Many of the first Chinese immigrants who came to California were young men who left behind their families to seek their fortune. Some of these families were eventually reunited, but many were not. A record of the grief the wives and families felt for their Gold Mountain men exists in the form of folk songs. Three of these folk songs are as follows:
In the second reign year of Haamfung, a trip to Gold Mountain was made.
With a pillow on my shoulder, I began my perilous journey.
Sailing a boat with bamboo poles across the seas,
Leaving behind wife and sisters in search of money,
No longer lingering with the woman in the bedroom,
No longer paying respect to parents at home.
I beg of you, after you depart, to come back soon, Our separation will be only a flash of time; I only wish that you would have good fortune. In three years you would be home again. Also, I beg of you that your heart won't change, That you keep your heart and mind on taking care of your family; each month or half a month send a letter home. In two or three years my wish is to welcome you home.
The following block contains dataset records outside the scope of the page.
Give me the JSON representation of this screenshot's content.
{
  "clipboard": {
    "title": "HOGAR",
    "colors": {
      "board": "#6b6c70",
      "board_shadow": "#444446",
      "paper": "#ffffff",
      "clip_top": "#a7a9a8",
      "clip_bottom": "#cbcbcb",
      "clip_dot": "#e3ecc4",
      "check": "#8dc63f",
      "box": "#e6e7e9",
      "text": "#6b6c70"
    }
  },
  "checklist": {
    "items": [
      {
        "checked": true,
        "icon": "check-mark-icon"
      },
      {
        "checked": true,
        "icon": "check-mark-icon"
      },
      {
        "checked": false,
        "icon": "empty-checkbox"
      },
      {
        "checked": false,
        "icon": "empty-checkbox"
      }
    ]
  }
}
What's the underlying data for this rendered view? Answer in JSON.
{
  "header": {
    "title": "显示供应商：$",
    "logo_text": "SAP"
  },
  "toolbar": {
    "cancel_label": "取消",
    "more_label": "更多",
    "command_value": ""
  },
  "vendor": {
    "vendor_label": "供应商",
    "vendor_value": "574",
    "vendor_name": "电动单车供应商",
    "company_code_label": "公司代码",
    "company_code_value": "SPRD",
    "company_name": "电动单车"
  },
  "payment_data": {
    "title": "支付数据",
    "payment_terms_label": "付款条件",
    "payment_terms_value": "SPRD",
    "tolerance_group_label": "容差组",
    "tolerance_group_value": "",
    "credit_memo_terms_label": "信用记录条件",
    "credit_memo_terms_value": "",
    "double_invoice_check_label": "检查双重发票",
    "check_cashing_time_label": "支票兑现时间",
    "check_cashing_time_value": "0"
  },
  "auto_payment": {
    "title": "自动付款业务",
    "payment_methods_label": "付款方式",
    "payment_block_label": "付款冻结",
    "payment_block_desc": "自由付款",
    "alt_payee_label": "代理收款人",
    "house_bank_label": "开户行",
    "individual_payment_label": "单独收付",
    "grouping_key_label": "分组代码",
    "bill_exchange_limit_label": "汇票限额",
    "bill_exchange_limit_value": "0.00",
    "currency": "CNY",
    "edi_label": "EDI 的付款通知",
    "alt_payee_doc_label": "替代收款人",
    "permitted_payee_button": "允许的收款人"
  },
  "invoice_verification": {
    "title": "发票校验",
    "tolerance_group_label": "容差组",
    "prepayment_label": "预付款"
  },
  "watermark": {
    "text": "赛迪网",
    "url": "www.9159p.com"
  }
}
O, just marry all the daughters to men from Gold Mountain: All those trunks from Gold Mountain—you can demand as many as you want! O, don't ever marry your daughter to a man from Gold Mountain: Lonely and sad—a cooking pot is her only companion!
Judy Yung, Gordon H. Chang, and Him Mark Lae, Chinese American Voices: From the Gold Rush to the Present. Berkeley: University of California Press, 2006.